Police apprehended Corey McDonald, 27, a father and co-owner of a clothing business, along with Modou Nyang, 27, on June 19 last year in Treforest, after which a search revealed their involvement in cocaine and cannabis distribution.

Incriminating evidence was found on the three mobile phones discovered in their possession—two belonging to McDonald and one to Nyang.

During a sentencing hearing at Cardiff Crown Court on Monday, it was revealed that three grip seal bags containing white powder and £300 in cash were also uncovered.

McDonald asserted ownership of the bags and stated that the drugs were intended for his personal consumption. Subsequent examination of the bags confirmed the presence of small quantities of both cocaine and ketamine.

According to prosecutor Susan Ferrier, when the police conducted a search at McDonald’s residence, they discovered four additional mobile phones, although no incriminating evidence was found on them. However, examinations of the phones seized from the car unveiled compelling proof of the involvement of both defendants in the distribution of cocaine and cannabis. These phones contained numerous group messages discussing drug availability and pricing with customers, as well as messages linking McDonald and Nyang to one another. Additionally, videos depicting the weighing of white powder were found.

McDonald, residing on Oak Street in Rhydyfelin, Pontypridd, and Nyang, residing on Berw Road in Pontypridd, both pleaded guilty to being involved in the supply of class A and class B drugs. The court was informed that McDonald had prior convictions, including assault, theft, and a caution for cannabis production. Nyang, on the other hand, had previous convictions for possession of class A and class B drugs, as well as cannabis production.

In mitigation for McDonald, Giles Hayes explained that his client had a challenging upbringing and had found some stability with his partner, who is expecting their second child. However, when faced with adversity, he turned to alcohol and cocaine. He began dealing in drugs to settle a drug debt.
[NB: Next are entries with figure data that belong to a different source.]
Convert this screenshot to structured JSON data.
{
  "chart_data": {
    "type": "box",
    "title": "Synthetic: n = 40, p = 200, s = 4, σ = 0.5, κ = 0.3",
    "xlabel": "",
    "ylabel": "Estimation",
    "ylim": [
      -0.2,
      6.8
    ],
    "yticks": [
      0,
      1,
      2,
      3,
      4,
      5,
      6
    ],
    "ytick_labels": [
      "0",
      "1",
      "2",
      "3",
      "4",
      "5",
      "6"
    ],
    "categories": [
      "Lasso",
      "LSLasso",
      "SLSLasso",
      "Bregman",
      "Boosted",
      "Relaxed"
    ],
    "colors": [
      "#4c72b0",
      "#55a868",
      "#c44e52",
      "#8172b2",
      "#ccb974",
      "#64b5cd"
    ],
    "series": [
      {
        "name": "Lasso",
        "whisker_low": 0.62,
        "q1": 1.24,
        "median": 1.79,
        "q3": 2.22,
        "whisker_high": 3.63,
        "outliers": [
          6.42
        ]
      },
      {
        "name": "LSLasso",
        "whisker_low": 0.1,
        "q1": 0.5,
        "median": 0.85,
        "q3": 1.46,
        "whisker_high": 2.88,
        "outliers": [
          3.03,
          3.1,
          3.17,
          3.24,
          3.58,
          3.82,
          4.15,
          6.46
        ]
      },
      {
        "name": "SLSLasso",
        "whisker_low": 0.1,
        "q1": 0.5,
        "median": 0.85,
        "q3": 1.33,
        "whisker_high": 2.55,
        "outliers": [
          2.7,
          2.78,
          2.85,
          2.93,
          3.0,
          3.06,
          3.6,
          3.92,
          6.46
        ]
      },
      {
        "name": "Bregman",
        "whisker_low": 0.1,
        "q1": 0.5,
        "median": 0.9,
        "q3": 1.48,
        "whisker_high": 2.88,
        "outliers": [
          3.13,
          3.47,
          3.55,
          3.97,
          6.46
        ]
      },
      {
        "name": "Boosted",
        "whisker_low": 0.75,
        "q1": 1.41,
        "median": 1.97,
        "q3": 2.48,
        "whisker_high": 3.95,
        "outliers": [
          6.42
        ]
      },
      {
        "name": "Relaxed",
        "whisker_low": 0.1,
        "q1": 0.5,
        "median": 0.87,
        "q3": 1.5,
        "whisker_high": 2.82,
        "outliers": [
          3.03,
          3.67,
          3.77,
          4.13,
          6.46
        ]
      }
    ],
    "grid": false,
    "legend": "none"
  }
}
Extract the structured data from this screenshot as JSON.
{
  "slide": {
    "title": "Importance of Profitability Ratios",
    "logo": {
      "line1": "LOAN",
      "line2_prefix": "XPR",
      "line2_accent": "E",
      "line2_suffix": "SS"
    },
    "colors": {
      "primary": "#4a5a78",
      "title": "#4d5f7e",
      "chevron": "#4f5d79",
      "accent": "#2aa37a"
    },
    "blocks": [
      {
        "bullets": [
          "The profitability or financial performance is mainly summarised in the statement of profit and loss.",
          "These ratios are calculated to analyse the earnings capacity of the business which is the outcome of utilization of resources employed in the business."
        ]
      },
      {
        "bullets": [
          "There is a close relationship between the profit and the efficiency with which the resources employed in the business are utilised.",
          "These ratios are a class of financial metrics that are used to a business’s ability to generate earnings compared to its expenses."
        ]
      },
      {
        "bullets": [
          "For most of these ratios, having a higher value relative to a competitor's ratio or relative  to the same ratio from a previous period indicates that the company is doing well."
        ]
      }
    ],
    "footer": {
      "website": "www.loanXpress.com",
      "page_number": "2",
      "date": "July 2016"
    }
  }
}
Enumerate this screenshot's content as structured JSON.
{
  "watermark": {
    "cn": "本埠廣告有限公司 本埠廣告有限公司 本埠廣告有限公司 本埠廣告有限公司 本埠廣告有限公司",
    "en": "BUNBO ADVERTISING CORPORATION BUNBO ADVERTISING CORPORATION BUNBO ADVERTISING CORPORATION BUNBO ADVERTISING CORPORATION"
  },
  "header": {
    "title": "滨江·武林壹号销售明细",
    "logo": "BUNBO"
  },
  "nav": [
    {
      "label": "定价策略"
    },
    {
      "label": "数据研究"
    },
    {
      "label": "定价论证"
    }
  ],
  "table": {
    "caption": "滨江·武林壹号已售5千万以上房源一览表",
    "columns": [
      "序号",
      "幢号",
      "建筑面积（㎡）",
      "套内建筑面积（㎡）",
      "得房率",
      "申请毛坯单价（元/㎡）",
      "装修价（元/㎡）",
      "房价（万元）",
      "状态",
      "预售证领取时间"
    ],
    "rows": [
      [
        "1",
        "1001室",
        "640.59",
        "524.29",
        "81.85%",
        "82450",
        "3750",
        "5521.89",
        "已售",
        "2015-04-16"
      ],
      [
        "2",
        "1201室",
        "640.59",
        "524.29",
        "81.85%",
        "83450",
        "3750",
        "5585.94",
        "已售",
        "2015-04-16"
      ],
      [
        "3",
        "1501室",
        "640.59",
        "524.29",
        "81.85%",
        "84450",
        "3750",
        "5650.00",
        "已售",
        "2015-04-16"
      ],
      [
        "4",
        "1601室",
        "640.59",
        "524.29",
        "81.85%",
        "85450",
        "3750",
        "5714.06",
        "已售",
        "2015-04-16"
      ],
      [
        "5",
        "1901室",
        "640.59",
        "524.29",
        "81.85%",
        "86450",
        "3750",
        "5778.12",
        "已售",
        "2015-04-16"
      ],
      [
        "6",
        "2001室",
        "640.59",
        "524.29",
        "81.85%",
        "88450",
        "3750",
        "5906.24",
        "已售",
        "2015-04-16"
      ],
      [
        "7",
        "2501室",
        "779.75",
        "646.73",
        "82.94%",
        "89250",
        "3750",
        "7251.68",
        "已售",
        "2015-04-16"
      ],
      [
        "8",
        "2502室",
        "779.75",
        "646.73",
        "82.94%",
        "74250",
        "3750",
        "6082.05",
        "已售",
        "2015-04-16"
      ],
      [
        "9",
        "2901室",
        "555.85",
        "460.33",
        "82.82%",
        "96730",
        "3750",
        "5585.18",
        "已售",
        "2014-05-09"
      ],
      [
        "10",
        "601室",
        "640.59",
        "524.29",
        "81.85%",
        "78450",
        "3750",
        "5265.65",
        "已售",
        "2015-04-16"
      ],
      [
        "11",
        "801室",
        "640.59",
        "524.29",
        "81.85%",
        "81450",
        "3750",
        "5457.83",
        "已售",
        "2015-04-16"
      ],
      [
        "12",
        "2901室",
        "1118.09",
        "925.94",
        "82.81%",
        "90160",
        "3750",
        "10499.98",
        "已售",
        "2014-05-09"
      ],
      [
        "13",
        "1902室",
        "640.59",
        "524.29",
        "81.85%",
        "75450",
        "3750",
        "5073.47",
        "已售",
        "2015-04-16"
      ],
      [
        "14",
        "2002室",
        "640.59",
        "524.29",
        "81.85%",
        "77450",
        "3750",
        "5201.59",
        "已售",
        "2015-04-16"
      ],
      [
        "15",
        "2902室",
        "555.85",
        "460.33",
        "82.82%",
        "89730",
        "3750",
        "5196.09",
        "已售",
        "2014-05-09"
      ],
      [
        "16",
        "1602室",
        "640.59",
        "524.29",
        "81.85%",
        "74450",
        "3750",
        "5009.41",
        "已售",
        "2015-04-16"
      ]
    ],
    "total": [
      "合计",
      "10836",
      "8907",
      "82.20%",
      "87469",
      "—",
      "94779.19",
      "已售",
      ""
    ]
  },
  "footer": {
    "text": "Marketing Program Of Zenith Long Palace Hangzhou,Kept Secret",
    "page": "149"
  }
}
Martha Smith-Higgins, representing Nyang, argued that her client held no significant role in the drug supply chain, had limited awareness of the operation’s scale, and had little evidence of financial gain. He pleaded guilty to the charges on the basis that he was acting under the direction of others who had used his phone to distribute drugs. The barrister also pointed out that Nyang operated a clothing business with his uncle, which would face financial hardship if he were incarcerated.

Judge Lucy Crowther handed down a three-year prison sentence to McDonald and a 25-month prison sentence to Nyang.